# Starting a new business venture in UAE



## namshi5 (Feb 12, 2012)

Hi,
I am looking to connect with individuals who are currently doing business in the Free Zone dealing with automobile accessories and parts.
I plan to import the goods to Freezone and re-export them.

Need advice from people from a similar business background.


----------



## INFAMOUS (Apr 19, 2011)

Huge markets in this already... Mostly cheap China crap that I would never install on any car.


----------



## namshi5 (Feb 12, 2012)

INFAMOUS said:


> Huge markets in this already... Mostly cheap China crap that I would never install on any car.


hmmmm, is there a market for Kit Cars in UAE?


----------



## haris77 (Feb 8, 2012)

hi,can anyone tell me where is the best place in dubai to set a burger joint?(delivery-dine in-take away)


----------



## MaidenScotland (Jun 6, 2009)

Research is the best way forward.. go out and see what the market needs.
Asking people to tell you the best place for this and that and relying on their answers is not really the basis to start a business


----------



## Jynxgirl (Nov 27, 2009)

Honestly appears better research then a good deal of people who are starting businesses in dubai 

If you follow the dubai way, then you will find other burger joints, and put up shop right beside them.


----------



## RoxiRocks (Aug 16, 2011)

Dubai Mall has huge footfall.
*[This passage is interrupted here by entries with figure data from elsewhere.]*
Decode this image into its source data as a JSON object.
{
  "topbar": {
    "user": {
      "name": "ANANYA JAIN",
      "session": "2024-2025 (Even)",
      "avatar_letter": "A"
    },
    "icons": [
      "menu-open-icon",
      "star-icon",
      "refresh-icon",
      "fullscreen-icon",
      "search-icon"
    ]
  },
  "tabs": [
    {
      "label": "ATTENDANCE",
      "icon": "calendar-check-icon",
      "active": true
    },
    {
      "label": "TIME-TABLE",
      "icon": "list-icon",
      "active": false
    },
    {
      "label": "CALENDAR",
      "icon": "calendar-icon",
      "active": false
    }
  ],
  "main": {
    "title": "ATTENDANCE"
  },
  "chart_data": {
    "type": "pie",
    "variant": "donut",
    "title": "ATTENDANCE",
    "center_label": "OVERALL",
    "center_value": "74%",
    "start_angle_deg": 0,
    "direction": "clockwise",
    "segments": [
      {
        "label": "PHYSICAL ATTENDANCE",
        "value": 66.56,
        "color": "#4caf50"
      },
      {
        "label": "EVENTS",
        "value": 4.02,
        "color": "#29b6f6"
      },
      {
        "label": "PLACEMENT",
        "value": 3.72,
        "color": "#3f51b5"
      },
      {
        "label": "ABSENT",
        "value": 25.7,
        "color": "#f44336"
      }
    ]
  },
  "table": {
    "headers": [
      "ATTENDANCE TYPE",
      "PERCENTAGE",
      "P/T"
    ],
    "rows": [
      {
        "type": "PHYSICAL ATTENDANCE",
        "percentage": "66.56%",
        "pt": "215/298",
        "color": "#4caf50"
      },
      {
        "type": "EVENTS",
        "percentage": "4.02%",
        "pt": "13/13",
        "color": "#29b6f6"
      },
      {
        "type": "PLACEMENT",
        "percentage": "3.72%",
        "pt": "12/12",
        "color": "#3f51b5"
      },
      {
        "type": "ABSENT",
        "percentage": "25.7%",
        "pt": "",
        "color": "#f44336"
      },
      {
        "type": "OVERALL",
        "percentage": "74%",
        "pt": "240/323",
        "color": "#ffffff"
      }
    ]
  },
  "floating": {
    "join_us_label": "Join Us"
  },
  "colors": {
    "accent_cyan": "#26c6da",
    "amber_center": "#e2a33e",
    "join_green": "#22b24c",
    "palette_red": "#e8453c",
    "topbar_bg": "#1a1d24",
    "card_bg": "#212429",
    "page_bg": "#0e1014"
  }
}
So, I say, try there.


----------



## INFAMOUS (Apr 19, 2011)

namshi5 said:


> hmmmm, is there a market for Kit Cars in UAE?
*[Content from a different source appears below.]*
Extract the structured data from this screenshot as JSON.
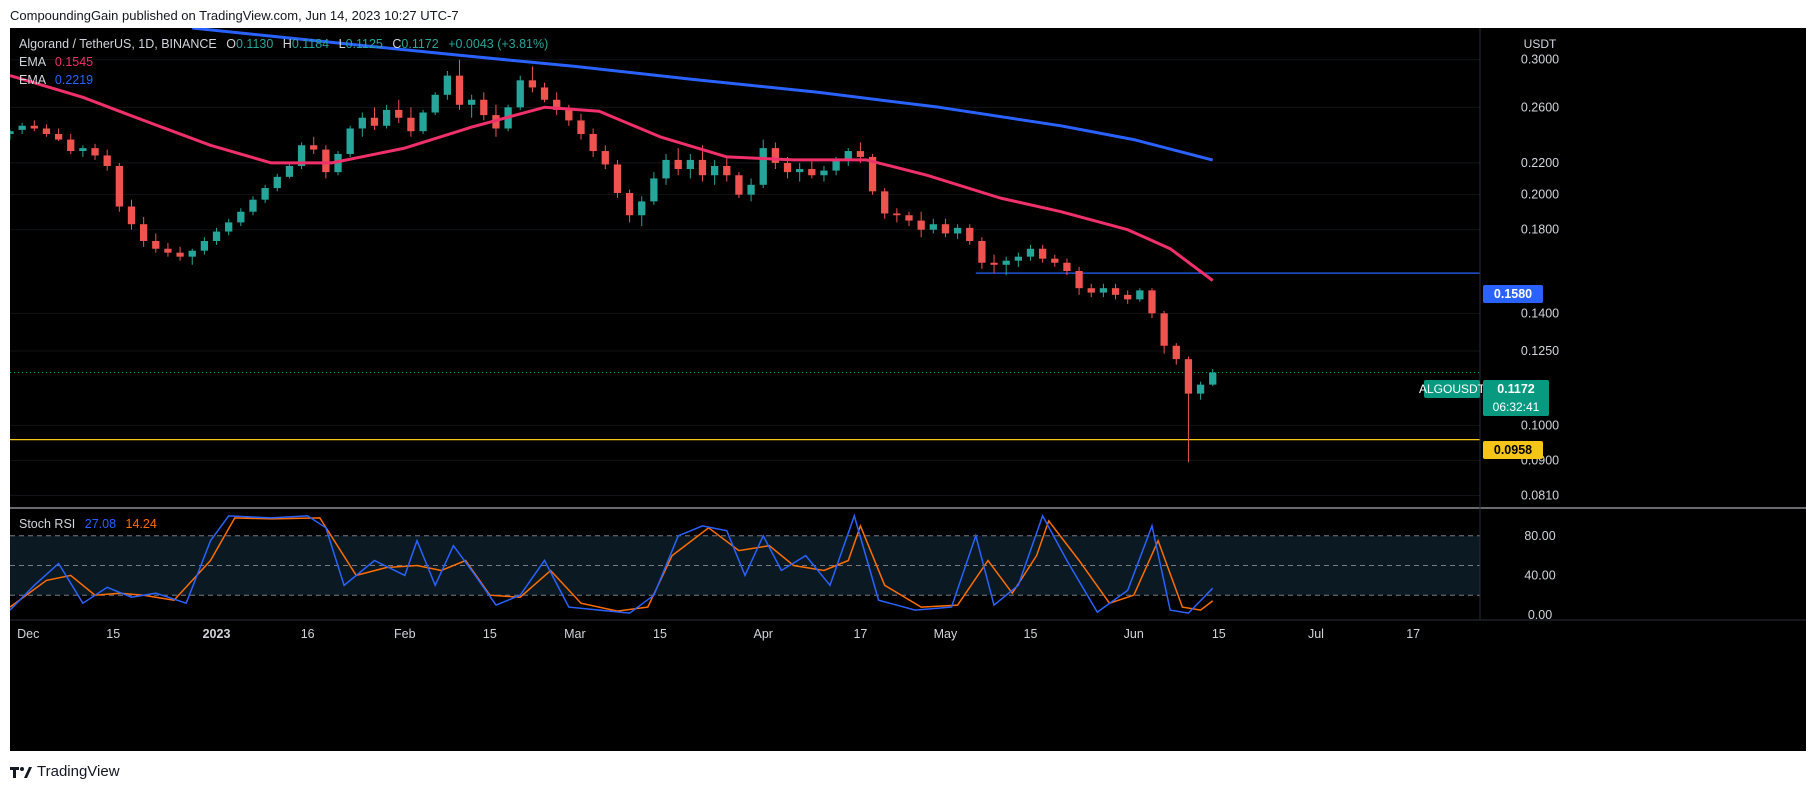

Kit cars would be very difficult here in Dubai due to strict modification/inspection laws.


----------



## fcjb1970 (Apr 30, 2010)

MaidenScotland said:


> Research is the best way forward.. go out and see what the market needs.
> Asking people to tell you the best place for this and that and relying on their answers is not really the basis to start a business


Does seem an odd approach, to see what some random folks on a forum think. I think a good place for a burger joint would be downstairs from my apartment. There is one there but I am not so fond of it, and the others are a bit of a walk when I am lazy


----------



## ccr (Jun 20, 2010)

Jynxgirl said:


> If you follow the dubai way, then you will find other burger joints, and put up shop right beside them.
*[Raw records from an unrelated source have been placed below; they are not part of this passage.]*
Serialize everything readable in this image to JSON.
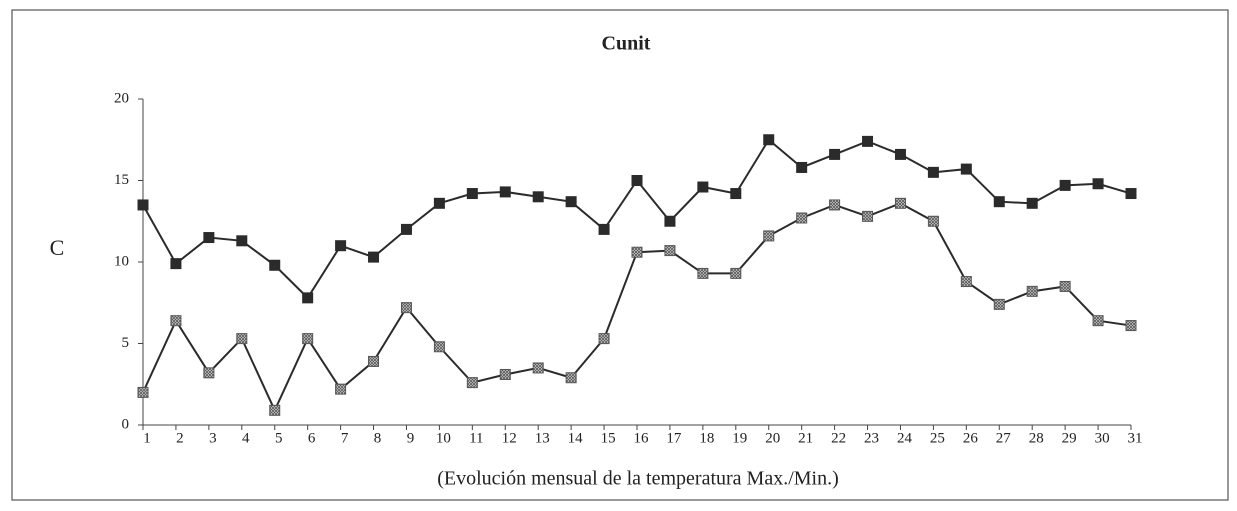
{
  "chart_data": {
    "type": "line",
    "title": "Cunit",
    "y_label": "C",
    "x_label": "(Evolución mensual de la temperatura Max./Min.)",
    "x": [
      1,
      2,
      3,
      4,
      5,
      6,
      7,
      8,
      9,
      10,
      11,
      12,
      13,
      14,
      15,
      16,
      17,
      18,
      19,
      20,
      21,
      22,
      23,
      24,
      25,
      26,
      27,
      28,
      29,
      30,
      31
    ],
    "series": [
      {
        "color": "#2b2b2b",
        "values": [
          13.5,
          9.9,
          11.5,
          11.3,
          9.8,
          7.8,
          11.0,
          10.3,
          12.0,
          13.6,
          14.2,
          14.3,
          14.0,
          13.7,
          12.0,
          15.0,
          12.5,
          14.6,
          14.2,
          17.5,
          15.8,
          16.6,
          17.4,
          16.6,
          15.5,
          15.7,
          13.7,
          13.6,
          14.7,
          14.8,
          14.2
        ]
      },
      {
        "color": "#9a9a9a",
        "values": [
          2.0,
          6.4,
          3.2,
          5.3,
          0.9,
          5.3,
          2.2,
          3.9,
          7.2,
          4.8,
          2.6,
          3.1,
          3.5,
          2.9,
          5.3,
          10.6,
          10.7,
          9.3,
          9.3,
          11.6,
          12.7,
          13.5,
          12.8,
          13.6,
          12.5,
          8.8,
          7.4,
          8.2,
          8.5,
          6.4,
          6.1
        ]
      }
    ],
    "xlim": [
      1,
      31
    ],
    "xticks": [
      1,
      2,
      3,
      4,
      5,
      6,
      7,
      8,
      9,
      10,
      11,
      12,
      13,
      14,
      15,
      16,
      17,
      18,
      19,
      20,
      21,
      22,
      23,
      24,
      25,
      26,
      27,
      28,
      29,
      30,
      31
    ],
    "ylim": [
      0,
      20
    ],
    "yticks": [
      0,
      5,
      10,
      15,
      20
    ],
    "grid": false
  }
}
Actually... find a *good and crowded* burger joint, and put up shop right beside them with a similar sounding name.

Guaranty to catch lots of overflow and one-off customers...


----------



## ibkiss (Feb 1, 2012)

ccr said:


> Actually... find a *good and crowded* burger joint, and put up shop right beside them with a similar sounding name.
> 
> Guaranty to catch lots of overflow and one-off customers...


..... Then be ready to quarrel between you & the other burger joint !


----------



## ibkiss (Feb 1, 2012)

...


----------



## namshi5 (Feb 12, 2012)

INFAMOUS said:


> Kit cars would be very difficult here in Dubai due to strict modification/inspection laws.


Oh,didnt know about that..thanks fr the info


----------



## md000 (Dec 16, 2008)

namshi5 said:


> Oh,didnt know about that..thanks fr the info



It would probably be wise to do on the ground due diligence prior to starting a business in the UAE. If you don't want to invest in the due diligence, you can just give me your money and save your time.

-md000/Mike


----------